Cleveland isn’t as good as you think
Let’s just get this out of the way — the starting five of Corey Kluber, Trevor Bauer, Carlos Carrasco, Mike Clevinger and Shane Bieber might, in fact, be the best in the AL. All five of those guys could stake a claim to be the No. 1 starter for the Twins — or at least the No. 2.
But they’re also a mess in some very important spots. Roberto Perez is the starting catcher. In 210 plate appearances last year, he hit .168/.256/.263. ZiPS isn’t much more optimistic (.190/.284/.315), though he is a tremendous defender.
MLB.com lists their starting outfield right now as Jake Bauers, Leonys Martin and Tyler Naquin. The only problem is they also list Bauers starting at first base. Most likely, he’ll play first and Jordan Luplow will play left.
Bauers has significant potential, but hit .201/.316/.384 in almost 100 games with the Rays last season. ZiPS has him pegged for a 98 wRC+ (.240/.329/.406) which is pretty much identical to what Max Kepler has done the past three seasons.

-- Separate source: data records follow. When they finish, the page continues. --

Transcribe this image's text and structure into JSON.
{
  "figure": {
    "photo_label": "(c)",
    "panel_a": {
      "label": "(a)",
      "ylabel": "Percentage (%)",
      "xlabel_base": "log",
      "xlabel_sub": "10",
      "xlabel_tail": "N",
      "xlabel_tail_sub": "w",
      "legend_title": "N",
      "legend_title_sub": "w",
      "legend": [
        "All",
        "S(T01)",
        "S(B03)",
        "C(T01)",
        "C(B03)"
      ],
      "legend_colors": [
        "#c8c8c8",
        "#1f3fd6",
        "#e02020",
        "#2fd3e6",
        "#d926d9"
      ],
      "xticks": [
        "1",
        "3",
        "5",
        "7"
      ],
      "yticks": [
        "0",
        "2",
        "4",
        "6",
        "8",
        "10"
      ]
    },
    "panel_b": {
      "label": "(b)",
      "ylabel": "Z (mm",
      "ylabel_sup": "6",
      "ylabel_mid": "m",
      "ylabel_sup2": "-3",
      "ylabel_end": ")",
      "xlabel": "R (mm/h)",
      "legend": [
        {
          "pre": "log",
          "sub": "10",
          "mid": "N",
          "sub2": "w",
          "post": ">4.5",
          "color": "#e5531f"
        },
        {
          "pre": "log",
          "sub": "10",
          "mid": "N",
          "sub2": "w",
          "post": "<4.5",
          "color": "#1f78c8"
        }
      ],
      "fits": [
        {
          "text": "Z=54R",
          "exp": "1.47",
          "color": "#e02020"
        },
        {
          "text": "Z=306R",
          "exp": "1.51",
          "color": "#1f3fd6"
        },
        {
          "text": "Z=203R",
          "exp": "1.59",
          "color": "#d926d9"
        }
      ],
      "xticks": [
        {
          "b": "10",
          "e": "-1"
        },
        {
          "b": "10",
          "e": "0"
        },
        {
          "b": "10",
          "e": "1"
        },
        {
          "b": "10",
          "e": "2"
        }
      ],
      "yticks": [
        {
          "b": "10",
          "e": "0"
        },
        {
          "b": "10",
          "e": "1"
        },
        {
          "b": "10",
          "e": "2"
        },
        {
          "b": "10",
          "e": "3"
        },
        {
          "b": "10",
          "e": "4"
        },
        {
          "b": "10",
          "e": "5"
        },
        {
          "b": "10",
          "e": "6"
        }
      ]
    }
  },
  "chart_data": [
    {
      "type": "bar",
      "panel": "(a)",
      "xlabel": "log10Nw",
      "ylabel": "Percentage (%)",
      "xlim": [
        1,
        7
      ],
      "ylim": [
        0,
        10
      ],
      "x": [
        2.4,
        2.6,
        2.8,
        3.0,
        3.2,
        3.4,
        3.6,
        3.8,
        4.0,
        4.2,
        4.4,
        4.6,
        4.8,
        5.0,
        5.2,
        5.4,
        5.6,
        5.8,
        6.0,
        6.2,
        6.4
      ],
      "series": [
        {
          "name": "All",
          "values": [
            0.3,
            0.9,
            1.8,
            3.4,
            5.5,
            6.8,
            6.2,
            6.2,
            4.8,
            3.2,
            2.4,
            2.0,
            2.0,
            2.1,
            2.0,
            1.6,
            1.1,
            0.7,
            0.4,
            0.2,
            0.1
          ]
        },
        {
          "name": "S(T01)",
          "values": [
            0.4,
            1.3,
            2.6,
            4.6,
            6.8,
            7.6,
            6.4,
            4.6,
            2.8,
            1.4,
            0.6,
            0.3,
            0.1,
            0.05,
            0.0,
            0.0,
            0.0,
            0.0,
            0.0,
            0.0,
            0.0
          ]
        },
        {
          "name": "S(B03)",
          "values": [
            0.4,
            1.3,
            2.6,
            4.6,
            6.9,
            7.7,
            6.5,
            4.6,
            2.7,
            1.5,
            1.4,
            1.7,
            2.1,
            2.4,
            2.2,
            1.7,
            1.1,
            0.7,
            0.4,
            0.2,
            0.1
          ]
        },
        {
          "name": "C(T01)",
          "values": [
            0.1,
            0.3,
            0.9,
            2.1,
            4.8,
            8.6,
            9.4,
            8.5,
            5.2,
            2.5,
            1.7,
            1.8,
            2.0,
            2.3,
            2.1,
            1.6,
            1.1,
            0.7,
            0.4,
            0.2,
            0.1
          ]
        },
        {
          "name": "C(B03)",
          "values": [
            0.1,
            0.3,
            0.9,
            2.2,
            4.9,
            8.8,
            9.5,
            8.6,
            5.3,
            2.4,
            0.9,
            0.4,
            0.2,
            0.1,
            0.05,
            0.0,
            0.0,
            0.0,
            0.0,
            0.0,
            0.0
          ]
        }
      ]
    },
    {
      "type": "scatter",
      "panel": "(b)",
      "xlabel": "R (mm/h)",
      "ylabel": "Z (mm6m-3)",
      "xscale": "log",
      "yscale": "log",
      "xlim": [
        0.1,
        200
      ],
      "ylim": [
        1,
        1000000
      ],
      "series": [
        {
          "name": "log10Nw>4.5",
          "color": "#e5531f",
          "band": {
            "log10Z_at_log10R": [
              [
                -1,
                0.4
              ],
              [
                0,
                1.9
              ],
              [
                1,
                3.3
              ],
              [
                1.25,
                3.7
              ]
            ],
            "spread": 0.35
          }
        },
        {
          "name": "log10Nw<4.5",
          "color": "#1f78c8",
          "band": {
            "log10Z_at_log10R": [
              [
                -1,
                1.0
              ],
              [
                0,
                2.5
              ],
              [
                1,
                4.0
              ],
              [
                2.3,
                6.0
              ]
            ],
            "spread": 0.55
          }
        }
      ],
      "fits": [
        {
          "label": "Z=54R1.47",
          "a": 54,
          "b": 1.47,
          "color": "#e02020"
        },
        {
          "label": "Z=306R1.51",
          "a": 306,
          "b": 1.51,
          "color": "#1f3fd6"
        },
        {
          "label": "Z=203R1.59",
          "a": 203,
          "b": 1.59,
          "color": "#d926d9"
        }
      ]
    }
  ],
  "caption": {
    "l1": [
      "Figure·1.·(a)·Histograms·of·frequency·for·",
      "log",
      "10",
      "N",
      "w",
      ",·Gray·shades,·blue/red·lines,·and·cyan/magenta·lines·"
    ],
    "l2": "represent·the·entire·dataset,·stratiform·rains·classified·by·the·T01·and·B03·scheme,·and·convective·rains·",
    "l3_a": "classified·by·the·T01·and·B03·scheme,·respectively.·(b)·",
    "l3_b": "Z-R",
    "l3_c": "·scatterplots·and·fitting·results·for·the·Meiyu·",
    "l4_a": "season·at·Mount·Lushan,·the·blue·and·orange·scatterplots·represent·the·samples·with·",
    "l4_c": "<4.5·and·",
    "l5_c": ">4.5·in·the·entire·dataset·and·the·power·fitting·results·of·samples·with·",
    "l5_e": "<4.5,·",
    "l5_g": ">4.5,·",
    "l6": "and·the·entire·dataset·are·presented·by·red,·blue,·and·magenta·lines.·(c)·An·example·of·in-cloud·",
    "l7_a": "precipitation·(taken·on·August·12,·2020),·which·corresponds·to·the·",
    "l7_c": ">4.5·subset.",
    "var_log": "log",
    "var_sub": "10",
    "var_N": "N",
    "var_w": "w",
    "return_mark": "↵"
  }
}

Martin’s projection is an 84 wRC+, Naquin’s is an 87 and Luplow’s is 90. Bradley Zimmer could be in the mix as well once he gets healthy (shoulder), but he’s also projected for just a 76.
For those wondering, wRC+ is a lot like OPS+, where 100 is average and each point above or below represents a percentage point away from league average.
Francisco Lindor is hurt, Jose Ramirez fouled a ball off his knee and might need a little time to return and Jason Kipnis won’t be ready to start the season, either. So as of right now, the starting infield is Bauers, Brad Miller, Eric Stamets and either Ramirez or Max Moroff.
Kipnis might not be a big loss and Ramirez and Lindor might be ready soon, but there are just a ton of question marks on this offense.
The bullpen has Brad Hand — who is an absolute superstar back there — and a bunch of question marks in Adam Cimber, Jon Edwards, Tyler Olson, Dan Otero, Neil Ramirez and Oliver Perez. Maybe Danny Salazar eventually figures in, but Fangraphs pegs them as the No. 15 bullpen in the game, worth 2.5 fWAR with 1.4 coming from Hand.
The short answer: this is a group that had a 4.60 ERA last year (13th in the AL) and it didn’t get better.
I’m not saying the Twins will win this division because the Indians have issues, but Cleveland has the all the hallmarks of a team that loses a lot of heartbreakers due to a wobbly back end.